Management and monitoring tools also show measurable success for optimal productivity and operational cost metrics, according to a recent study.
With more than 80% of employees still working from home either full- or part-time, it’s vital to have a solid management strategy for UCC as well as contact center applications. Management tools improve the administration and performance of UCC, and contact center, and the efficiency of those using them. But they also show measurable success for optimal productivity and operational cost metrics, according to a recent Nemertes’ 2020-21 Enterprise and Customer Engagement Management research study. Here, we’ll take a deeper look into that report.
UCC, Contact Center Management Tool Selection
IT leaders have various options for management tools in the contact center. Typically, companies use more than one type to manage applications so they can automate as much of the provisioning and performance as possible. Categories of tools to consider include:
Platform management. These provide basic performance metrics for the UCC or contact center platform and come directly from those providers, like Avaya, Cisco, Five9, Nice inContact, RingCentral, and Talkdesk.
Performance management. These third-party, specialty tools deliver more sophisticated control of UCC and contact center, focusing on uptime, root-cause analysis, and ongoing performance. One selection can potentially manage multiple apps and platform providers. Companies in this space include Empirix, IR, Martello, Unify Square, and Vyopta.
Administration management. Additional third-party, specialty tools that focus on configuration and provisioning, along with event and address management, among other capabilities. Companies in this space include Kurmi, Oracle, Unify Square, and VOSS.
Endpoint management. Specialty tools that provide performance data and remote administration on endpoints, such as headsets, handsets, and video devices. Companies in this space include Cisco, Jabra, and Poly.
Most organizations use UCC platform providers (54.8%) or third-party performance management tools (53.5%), while fewer use contact center platform providers (36.1%), endpoint providers (34.2%), and third-party administration management tools (33.5%).
IT staffs often think they will get what they need from platform management tools—and about half do. The rest say they need additional specialty tools to get the depth of data, multi-vendor integration, or reporting required.
As companies move unified communications and contact center platforms to the cloud, they continue to use their own tools, vs. entirely outsourcing all operations and management. In fact, 61.5% of organizations said they would prefer management tools come from third parties so they can independently validate platform or cloud provider performance. Only about a quarter of companies fully outsource management. The rest either use their own tools (43.3%), or use both their own tools and outsourced services (30.8%).

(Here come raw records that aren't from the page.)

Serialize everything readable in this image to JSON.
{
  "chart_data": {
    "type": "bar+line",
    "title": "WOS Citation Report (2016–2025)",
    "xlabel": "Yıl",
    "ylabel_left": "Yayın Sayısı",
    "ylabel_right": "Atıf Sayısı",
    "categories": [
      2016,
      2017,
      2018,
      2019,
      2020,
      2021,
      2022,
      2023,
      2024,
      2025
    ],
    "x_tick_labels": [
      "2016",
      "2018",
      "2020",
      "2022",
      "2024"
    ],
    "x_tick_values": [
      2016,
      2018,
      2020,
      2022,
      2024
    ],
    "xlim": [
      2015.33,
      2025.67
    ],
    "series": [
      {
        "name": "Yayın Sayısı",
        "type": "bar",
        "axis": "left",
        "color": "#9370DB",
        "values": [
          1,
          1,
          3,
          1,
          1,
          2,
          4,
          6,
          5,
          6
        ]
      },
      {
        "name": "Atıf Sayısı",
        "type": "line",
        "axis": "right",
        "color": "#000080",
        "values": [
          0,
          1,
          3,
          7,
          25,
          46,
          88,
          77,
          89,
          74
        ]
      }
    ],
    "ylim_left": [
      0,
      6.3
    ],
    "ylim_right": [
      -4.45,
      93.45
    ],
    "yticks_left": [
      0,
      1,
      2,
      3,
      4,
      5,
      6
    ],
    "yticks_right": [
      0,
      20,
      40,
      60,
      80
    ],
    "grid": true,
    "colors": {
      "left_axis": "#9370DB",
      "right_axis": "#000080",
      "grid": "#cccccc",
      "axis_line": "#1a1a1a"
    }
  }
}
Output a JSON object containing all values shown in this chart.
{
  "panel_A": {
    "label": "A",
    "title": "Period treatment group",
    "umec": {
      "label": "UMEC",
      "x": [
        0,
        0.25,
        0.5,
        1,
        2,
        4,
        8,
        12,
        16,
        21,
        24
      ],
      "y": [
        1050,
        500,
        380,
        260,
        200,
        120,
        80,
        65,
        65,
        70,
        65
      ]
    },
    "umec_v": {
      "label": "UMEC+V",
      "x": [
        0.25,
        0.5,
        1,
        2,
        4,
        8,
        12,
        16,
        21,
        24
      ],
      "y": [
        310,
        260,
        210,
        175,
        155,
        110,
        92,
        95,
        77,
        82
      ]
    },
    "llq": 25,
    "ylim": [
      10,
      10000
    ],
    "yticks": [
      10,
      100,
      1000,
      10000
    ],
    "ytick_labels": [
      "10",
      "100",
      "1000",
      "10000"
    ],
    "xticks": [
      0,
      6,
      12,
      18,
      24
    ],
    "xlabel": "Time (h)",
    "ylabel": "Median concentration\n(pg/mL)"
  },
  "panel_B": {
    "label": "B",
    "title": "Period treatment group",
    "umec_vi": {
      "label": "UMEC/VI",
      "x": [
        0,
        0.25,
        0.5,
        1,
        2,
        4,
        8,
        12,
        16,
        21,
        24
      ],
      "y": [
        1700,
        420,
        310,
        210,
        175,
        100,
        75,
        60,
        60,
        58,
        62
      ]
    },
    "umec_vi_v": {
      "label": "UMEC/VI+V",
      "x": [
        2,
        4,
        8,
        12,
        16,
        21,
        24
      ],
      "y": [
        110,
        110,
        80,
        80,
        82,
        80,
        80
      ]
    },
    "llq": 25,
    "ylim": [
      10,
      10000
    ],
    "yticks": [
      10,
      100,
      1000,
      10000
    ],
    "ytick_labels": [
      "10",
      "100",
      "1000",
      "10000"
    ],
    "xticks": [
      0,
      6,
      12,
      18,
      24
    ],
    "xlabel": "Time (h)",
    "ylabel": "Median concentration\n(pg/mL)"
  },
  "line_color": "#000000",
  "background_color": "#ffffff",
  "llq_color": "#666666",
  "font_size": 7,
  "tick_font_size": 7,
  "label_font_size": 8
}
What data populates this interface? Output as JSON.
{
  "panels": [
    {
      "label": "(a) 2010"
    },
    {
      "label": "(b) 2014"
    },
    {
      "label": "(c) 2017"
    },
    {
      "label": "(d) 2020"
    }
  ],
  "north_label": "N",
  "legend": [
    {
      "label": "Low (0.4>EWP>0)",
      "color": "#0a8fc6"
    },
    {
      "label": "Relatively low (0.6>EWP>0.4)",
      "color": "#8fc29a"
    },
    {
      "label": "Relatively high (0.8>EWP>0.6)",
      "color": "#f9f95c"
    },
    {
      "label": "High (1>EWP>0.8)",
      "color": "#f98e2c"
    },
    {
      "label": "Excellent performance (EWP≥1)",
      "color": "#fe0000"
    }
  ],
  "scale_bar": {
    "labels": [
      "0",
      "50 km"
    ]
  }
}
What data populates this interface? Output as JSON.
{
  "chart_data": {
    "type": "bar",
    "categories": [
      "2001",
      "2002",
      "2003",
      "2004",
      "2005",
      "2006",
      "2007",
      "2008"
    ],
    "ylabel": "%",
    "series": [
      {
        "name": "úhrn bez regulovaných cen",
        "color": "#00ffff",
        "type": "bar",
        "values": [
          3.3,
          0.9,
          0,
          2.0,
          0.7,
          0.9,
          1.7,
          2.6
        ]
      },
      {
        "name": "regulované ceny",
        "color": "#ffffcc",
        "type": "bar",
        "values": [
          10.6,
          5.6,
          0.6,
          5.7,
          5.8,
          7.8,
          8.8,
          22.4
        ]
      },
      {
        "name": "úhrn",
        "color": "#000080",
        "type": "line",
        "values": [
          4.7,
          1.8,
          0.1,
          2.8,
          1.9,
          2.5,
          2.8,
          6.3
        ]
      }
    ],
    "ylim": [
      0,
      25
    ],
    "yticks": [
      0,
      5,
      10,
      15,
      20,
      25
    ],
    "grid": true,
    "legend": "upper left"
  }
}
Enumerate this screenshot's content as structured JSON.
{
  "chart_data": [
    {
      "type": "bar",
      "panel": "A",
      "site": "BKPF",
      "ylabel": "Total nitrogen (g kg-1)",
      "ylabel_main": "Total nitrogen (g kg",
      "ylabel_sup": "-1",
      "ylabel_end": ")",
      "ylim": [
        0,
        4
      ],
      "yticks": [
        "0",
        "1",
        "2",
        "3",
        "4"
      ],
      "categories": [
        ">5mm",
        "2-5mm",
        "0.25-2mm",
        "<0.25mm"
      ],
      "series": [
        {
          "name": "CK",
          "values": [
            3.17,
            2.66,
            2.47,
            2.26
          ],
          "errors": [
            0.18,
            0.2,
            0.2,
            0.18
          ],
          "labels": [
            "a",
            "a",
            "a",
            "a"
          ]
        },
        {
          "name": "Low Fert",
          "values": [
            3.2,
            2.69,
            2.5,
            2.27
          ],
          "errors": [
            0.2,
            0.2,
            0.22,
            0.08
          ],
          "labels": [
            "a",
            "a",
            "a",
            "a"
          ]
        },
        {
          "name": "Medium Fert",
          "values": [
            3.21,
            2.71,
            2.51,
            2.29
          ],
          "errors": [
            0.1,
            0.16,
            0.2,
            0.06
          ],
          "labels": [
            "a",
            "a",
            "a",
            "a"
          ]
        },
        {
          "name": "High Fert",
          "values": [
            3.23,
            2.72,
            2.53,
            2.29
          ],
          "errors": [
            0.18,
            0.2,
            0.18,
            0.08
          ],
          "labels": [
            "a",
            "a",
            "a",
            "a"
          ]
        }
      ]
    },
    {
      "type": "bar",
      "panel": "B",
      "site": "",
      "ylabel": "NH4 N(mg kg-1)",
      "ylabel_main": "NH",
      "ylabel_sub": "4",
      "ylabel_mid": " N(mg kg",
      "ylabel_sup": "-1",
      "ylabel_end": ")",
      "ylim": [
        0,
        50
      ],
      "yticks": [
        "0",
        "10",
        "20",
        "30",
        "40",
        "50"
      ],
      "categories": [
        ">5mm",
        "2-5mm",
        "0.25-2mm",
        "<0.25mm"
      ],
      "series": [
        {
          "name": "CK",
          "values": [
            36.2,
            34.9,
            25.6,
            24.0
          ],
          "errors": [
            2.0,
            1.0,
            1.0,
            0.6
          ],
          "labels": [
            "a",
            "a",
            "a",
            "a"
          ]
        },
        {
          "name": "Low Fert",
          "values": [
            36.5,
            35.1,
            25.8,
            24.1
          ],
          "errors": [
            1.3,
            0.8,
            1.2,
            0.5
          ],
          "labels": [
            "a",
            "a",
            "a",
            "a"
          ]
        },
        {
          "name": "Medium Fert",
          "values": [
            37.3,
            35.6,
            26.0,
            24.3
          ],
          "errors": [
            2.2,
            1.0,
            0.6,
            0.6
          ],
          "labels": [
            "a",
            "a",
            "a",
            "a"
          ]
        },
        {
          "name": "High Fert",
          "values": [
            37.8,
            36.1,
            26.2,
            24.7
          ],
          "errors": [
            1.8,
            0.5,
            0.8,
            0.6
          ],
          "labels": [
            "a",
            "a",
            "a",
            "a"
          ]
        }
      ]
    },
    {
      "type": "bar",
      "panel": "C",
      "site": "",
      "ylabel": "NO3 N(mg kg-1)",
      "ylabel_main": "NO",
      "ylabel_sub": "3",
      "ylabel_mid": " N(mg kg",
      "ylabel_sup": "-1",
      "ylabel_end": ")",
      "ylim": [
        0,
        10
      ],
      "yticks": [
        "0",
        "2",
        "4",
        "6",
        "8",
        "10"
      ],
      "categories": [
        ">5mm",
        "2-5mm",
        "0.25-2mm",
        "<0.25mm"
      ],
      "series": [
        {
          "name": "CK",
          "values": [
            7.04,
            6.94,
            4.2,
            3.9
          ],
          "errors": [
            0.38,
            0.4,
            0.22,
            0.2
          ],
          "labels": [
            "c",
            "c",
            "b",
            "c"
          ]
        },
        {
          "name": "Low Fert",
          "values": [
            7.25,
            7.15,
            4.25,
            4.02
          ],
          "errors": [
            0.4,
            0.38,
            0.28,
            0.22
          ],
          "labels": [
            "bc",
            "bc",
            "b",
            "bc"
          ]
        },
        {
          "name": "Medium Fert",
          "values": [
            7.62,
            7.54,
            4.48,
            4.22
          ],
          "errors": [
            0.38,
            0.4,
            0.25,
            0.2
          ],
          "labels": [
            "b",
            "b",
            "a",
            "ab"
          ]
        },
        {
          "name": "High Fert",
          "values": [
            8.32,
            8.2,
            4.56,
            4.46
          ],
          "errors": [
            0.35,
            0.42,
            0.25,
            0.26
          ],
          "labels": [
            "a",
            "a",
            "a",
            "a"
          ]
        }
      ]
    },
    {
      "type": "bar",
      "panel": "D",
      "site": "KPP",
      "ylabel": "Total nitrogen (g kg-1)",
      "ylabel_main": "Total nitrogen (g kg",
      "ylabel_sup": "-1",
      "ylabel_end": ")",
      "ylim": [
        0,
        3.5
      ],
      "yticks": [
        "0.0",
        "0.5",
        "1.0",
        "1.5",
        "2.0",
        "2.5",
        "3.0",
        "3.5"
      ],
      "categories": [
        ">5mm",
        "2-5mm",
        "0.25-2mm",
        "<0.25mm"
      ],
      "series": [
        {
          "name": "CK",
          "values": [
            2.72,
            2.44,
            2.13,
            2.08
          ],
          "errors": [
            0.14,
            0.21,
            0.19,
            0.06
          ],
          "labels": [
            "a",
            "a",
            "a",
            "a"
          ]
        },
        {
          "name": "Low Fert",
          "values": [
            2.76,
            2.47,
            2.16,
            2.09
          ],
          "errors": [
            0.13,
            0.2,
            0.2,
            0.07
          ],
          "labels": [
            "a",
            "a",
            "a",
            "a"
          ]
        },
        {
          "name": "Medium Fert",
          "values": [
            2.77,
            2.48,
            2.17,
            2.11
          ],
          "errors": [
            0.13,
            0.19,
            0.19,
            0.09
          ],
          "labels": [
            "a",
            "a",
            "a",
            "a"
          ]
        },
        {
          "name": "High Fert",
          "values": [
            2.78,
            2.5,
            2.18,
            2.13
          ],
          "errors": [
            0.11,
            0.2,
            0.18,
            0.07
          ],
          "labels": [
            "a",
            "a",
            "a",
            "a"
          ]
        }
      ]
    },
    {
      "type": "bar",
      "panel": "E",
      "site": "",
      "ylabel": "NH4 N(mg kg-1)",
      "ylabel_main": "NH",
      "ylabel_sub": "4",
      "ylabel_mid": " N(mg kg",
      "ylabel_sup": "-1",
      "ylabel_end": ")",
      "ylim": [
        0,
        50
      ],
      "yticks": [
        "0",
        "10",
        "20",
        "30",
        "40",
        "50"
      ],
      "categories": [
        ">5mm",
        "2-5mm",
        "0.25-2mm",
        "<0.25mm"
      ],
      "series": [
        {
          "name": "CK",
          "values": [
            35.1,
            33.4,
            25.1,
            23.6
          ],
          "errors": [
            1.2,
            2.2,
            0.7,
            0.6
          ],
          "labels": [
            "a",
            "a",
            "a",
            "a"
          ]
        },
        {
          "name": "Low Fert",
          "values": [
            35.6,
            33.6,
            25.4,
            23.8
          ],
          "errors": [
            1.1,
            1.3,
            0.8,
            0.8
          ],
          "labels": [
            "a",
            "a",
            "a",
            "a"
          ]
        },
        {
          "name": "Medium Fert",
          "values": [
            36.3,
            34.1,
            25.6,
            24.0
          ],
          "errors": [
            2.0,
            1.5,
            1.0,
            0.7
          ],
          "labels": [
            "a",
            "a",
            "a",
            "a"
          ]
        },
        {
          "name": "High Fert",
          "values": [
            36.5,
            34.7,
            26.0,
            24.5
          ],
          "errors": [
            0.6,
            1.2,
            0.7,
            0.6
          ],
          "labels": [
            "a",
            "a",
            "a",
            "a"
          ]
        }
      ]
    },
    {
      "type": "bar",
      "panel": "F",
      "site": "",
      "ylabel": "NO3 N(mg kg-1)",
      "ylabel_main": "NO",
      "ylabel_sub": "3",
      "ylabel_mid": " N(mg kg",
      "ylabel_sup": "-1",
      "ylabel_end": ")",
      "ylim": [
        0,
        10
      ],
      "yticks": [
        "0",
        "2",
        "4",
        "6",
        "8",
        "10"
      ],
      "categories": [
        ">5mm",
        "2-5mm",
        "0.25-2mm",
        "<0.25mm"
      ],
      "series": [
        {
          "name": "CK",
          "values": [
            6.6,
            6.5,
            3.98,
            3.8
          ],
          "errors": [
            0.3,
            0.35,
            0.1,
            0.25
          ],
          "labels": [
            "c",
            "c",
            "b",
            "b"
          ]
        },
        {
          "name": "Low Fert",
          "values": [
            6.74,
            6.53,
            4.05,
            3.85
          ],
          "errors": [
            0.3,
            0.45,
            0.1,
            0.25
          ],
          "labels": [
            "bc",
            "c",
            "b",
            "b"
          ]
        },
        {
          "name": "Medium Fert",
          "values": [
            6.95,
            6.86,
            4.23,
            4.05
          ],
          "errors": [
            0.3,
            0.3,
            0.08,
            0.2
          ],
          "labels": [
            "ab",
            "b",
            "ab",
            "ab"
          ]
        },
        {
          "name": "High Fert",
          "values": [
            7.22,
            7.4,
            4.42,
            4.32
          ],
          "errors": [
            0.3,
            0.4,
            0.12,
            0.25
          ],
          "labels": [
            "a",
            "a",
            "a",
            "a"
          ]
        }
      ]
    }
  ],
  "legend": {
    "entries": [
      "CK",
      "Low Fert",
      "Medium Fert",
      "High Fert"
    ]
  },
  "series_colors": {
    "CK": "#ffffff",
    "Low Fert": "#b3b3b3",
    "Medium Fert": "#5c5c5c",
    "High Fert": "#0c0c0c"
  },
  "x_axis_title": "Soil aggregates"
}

There are no shortage of management and monitoring tools throughout all areas of IT, so it’s vital to document success with the addition of any new tool—and its associated cost. With employees working from home, IT staffs need help with configuration, provisioning, and performance management (particularly given the inconsistency inherent with Internet access). Our research participants saw impressive results when they added specialty tools, in particular:
15.5% decrease in mean time to repair with the addition of performance management tools (though companies with more than 1,000 employees saw a 33.8% improvement)
31% decrease in provisioning time with the addition of administration management tools
24.8% decrease in mean time to repair with the addition of endpoint management tools
Management Tools and Business Metrics
UCC and contact center management tools provide hundreds of different features, many of which have become table stakes. Today, IT staffs are looking for more than just fluctuating performance alerts, root-cause analysis, or other nuts-and-bolts measurements. They want the tools to tie the use of technology to a variety of business success metrics.
For example, 65% of research participants said they need employee productivity reporting to effectively manage their applications. This practice has become particularly vital with the remote nature of today’s workforce. IT and business leaders want to see which apps employees are using, how many hours of the day, and estimate how much time the apps have save them.
With data like this, CIOs can see which technology investments are paying off, and which aren’t. They also drill down into the data. For example, perhaps one department or region is using team collaboration or contact center agent analytics significantly more than all others—and showing higher levels of employee productivity. Rather than scrapping the applications all together, they may opt to take the lessons learned from the highly productive group and train all others accordingly.
Participants also want the tools to be smarter, with AI-based, predictive analytics capabilities. Nearly 60% of companies want AI to predict when outages or security issues are likely to occur, based on current conditions that align with past conditions preceding an outage or issue. Based on usage patterns, IT administrators also want to see capacity engineering issues may be likely to emerge, and over what time frame. Basically, the tools should work to prevent and predict problems.
Others are interested in tools that are helping to track meeting room and video experiences. For example, 45% of companies are willing to pay a full premium for room experience monitoring. This emerging feature would use AI and machine learning (Natural Language Processing, speech analytics, image recognition, etc.) to monitor overall experience in meeting rooms. The data would rate the meeting productivity and assess employee satisfaction—based on their sentiment, words spoken, tone of voice, etc.
Moving forward, I expect companies to rely increasingly on management tools to ensure the efficient administration and solid application performance for their changing workforces. For now, however, the providers must step up AI-enabled features to automate functions. Though only 26.4% of companies have a cohesive management automation strategy, most are planning to implement one for security management, license management, policy-based changes, and provisioning.